The Compass system has also enabled the public transit authority to pursue a new distance-travelled fare structure for SkyTrain and SeaBus, similar to many other major rail systems around the world that use smart cards. It would replace the existing three-zone system, which is a move that would particularly benefit shorter trips, especially for trips that are just across the existing zone boundaries.
TransLink will expand targeted off-peak discounts to better reduce overcrowding on the system during the busier peak periods. There could also be discounts for children, youth, and low-income residents if subsidy funding is provided by senior governments.

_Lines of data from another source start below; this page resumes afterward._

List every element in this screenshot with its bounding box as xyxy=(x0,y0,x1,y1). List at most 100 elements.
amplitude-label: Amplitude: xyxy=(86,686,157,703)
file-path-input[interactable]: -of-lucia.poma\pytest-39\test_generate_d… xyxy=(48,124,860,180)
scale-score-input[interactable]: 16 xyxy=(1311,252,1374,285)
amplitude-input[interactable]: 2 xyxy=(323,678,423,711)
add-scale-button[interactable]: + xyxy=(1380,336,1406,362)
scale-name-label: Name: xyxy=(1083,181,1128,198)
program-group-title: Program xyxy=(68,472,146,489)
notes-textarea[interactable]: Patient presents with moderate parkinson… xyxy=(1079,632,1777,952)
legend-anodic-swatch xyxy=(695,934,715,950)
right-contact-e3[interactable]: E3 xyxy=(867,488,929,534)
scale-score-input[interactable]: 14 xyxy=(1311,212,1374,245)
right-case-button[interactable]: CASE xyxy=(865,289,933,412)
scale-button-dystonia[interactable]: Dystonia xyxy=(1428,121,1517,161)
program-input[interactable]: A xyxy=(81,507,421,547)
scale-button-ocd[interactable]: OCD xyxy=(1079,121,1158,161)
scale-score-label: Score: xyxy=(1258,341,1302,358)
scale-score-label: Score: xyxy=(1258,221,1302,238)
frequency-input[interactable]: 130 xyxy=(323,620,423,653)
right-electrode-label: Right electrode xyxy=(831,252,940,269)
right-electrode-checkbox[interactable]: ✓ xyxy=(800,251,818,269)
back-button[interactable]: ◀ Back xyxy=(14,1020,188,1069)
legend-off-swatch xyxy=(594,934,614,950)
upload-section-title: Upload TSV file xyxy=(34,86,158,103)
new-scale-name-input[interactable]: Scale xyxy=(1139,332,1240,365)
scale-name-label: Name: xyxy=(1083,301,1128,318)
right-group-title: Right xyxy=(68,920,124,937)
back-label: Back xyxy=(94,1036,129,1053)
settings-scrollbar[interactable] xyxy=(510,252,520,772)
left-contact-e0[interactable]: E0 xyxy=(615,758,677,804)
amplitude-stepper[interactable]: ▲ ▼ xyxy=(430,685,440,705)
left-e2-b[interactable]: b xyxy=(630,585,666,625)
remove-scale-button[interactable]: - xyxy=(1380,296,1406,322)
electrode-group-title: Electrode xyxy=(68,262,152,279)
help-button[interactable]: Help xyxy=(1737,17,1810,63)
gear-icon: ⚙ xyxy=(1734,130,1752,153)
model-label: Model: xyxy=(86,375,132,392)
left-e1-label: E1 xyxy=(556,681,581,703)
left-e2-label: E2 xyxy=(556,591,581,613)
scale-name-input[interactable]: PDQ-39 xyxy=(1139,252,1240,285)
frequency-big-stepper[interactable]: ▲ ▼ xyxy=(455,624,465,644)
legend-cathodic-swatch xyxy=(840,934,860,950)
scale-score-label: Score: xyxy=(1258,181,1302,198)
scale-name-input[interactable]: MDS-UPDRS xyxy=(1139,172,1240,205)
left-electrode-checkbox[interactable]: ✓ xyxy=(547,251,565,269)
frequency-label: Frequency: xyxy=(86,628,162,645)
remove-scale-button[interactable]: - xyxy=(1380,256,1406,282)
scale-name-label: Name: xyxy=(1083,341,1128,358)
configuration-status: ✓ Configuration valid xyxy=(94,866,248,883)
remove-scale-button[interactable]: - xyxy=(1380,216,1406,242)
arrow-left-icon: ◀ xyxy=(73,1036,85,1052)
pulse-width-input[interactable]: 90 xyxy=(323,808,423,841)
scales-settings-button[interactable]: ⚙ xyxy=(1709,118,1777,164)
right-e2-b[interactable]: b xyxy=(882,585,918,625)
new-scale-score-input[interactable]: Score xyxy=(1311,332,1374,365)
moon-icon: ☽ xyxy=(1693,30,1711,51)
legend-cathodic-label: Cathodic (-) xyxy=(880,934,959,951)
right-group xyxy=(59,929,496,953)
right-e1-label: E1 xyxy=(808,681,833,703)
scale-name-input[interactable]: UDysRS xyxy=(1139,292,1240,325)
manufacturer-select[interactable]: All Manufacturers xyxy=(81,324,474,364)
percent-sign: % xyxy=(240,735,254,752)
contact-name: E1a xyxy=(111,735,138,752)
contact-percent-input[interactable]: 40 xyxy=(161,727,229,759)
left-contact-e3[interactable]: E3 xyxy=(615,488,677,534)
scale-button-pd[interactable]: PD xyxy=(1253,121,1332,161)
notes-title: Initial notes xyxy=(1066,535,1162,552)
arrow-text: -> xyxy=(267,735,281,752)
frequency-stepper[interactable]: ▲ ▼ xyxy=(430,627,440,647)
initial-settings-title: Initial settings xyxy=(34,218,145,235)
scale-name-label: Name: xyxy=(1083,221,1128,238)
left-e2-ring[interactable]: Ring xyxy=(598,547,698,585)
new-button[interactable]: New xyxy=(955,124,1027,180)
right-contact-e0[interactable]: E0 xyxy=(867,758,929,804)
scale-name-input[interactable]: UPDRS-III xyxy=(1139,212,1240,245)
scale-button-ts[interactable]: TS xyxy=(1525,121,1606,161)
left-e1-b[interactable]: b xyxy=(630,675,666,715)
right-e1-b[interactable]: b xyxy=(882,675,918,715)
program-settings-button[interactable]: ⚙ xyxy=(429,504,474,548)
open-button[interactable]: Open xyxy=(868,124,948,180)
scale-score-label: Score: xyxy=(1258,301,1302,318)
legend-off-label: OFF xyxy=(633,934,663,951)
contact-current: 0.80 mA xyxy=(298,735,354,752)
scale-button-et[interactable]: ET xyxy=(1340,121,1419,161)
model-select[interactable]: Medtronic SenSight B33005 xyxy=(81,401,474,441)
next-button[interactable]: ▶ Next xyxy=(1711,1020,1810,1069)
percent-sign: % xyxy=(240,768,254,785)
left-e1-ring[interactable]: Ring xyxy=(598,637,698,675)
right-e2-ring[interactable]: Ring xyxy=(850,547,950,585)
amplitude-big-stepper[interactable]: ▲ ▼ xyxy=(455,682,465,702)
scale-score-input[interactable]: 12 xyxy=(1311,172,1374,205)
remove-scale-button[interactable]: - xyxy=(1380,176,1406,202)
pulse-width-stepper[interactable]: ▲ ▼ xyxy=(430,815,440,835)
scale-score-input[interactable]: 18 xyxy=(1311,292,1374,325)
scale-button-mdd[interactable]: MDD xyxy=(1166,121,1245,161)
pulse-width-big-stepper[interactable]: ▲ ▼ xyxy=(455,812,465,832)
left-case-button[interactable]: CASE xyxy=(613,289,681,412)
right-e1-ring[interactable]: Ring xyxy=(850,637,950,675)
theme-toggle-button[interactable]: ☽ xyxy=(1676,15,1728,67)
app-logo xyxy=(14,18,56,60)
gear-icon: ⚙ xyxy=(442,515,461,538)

The adult pre-paid monthly passes as we know it will end. It will be replaced with a new pre-paid pass based on kilometres. Passengers with the new pre-paid monthly pass will have unlimited SkyTrain and SeaBus trips based on the distance purchased.
Last year, TransLink announced the transition to distance-travelled fares would be delayed to beyond 2020 due to the need for a technology upgrade. The existing three-zone fare system has not been changed since 1984.
The Compass Card system was first launched in August 2015, after a delay of about two years and cost overruns due to technical issues. The fare gates were rolled out under a provincial government directive to help deter fare evasion, and it worked, with fare revenue increasing by about $30 million over the first nine months of the fare gate closures.
Over the years, Transit Police has credited the fare gates for their increased ability to catch criminals with outstanding warrants. There has been an increase in the number of warrant arrests as a result of officers’ observations and enforcement of the misuse of fare gates.